Scope: Single Fabric workspace - read-only
Permissions
- View - Read content of pipelines, notebooks, Spark job definitions, ML models, experiments, eventstreams
- View - Read content of KQL databases, KQL querysets, real-time dashboards
- Read data (TDS) - Read Lakehouse and Data Warehouse data through SQL analytics endpoint (T-SQL ReadData level)
- View execution output - Pipelines, notebooks, ML models and experiments
Common use cases
- Report consumers
- Auditors and compliance reviewers
- Business stakeholders viewing dashboards without authoring rights
Best practices
- Use for stakeholders who only consume content, not author it
- For broader read access (Spark/OneLake), use Contributor instead
Security considerations
- Viewer can READ data through SQL endpoint but NOT through OneLake/Spark
- Row-Level Security (RLS) and Object-Level Security (OLS) still apply
Common questions
When should I assign the Viewer role?
Assign Viewer when you need to: Report consumers; Auditors and compliance reviewers; and Business stakeholders viewing dashboards without authoring rights. It is part of Microsoft Fabric and should be granted as a least-privilege alternative to broader roles like Global Administrator.
What can someone with the Viewer role do?
The Viewer role grants permissions including: View - Read content of pipelines, notebooks, Spark job definitions, ML models, experiments, eventstreams; View - Read content of KQL databases, KQL querysets, real-time dashboards; Read data (TDS) - Read Lakehouse and Data Warehouse data through SQL analytics endpoint (T-SQL ReadData level); and View execution output - Pipelines, notebooks, ML models and experiments. See the Permissions section above for the full list.
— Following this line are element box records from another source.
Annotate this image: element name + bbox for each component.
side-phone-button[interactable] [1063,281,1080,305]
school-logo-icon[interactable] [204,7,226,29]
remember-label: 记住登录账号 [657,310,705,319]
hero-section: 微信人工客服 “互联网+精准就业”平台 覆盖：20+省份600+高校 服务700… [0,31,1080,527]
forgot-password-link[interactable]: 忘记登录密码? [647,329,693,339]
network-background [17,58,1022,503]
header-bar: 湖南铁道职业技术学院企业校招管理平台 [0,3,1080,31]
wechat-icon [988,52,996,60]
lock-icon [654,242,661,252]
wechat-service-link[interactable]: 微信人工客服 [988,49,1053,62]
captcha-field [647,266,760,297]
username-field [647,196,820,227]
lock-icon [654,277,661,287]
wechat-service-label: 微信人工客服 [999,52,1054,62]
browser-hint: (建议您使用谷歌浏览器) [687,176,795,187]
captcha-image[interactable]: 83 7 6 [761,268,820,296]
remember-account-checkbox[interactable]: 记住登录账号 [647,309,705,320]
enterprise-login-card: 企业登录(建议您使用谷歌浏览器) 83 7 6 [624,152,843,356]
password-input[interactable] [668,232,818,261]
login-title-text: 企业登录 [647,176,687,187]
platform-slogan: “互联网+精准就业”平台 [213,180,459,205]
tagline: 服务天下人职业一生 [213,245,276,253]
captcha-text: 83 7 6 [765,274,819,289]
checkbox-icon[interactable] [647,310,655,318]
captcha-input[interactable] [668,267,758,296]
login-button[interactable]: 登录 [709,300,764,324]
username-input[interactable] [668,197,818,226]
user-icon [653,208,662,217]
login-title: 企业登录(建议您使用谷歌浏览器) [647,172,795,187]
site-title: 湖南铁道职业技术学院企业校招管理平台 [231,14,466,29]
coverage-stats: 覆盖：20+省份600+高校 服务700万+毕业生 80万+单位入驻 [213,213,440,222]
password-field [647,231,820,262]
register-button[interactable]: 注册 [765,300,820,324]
What are the security risks of the Viewer role?
Key considerations when assigning Viewer: Viewer can READ data through SQL endpoint but NOT through OneLake/Spark; and Row-Level Security (RLS) and Object-Level Security (OLS) still apply. Review the Security considerations section before assignment, and pair with Privileged Identity Management (PIM) for just-in-time access where possible.